Okay, I am in LOL mode because it is beyond crazy how I am fascinated with furniture design. Also, if you are wondering why I am laughing out loud, it is because I tend to get overly excited when I read how specific pieces originated and continue to change through the years from their first era. It is incredible to see that even though there is change, the meaning behind the unique design is still there. So even as a designer, I am excited! However, while getting my Bachelor of Science – Interior Design, it was evident that I became even more fascinated with furniture design.
Moreover, two classes kept me inspired from start to finish, which was History of Architecture Interiors & Furniture I and History of Architecture Interiors & Furniture II. Both courses received my undivided attention. I was intrigued by the smallest detail. I expanded my knowledge and dug deeper into where different pieces originated from, as well as the individual behind the creative designs. Even though I had ample materials provided within the class, I did some research and found the Third Edition, Dictionary of Furniture by Charles Boyce (foreword by Joseph T. Butler).

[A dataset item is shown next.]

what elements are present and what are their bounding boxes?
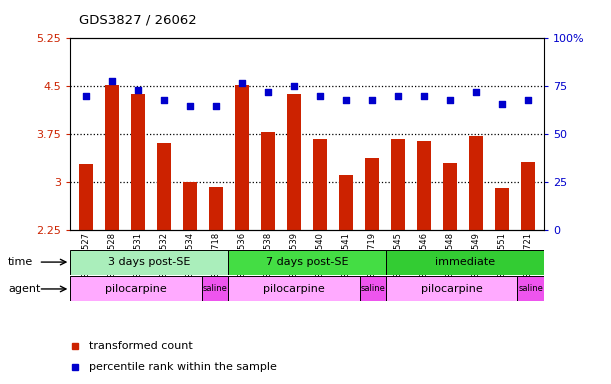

This book is extraordinarily amazing! It has expanded my knowledge of furniture, which is why I now see how specific pieces stand out more within a room. With that said, console tables are the first on my must-have list. I have several of these beauties throughout my home, which is where I display some of my favorite decorative objects from my travels, such as South Africa, Italy, and Jamaica. A console table can add character, interest, appeal, as well as enhance beautifully displayed décor.
Design Tip: Use books to add variations of height, and place décor atop, combine a variety of colors to create a contrast, texture is a must, and don’t forget to add some stylish table lamps because there is nothing more exciting than showing off a well-dressed console table.
Knowledgeable Notation: The purpose of a console table was designed to be fixed to a wall and supported only by front legs. It was developed in the late 17th century and became very popular throughout the 18th century.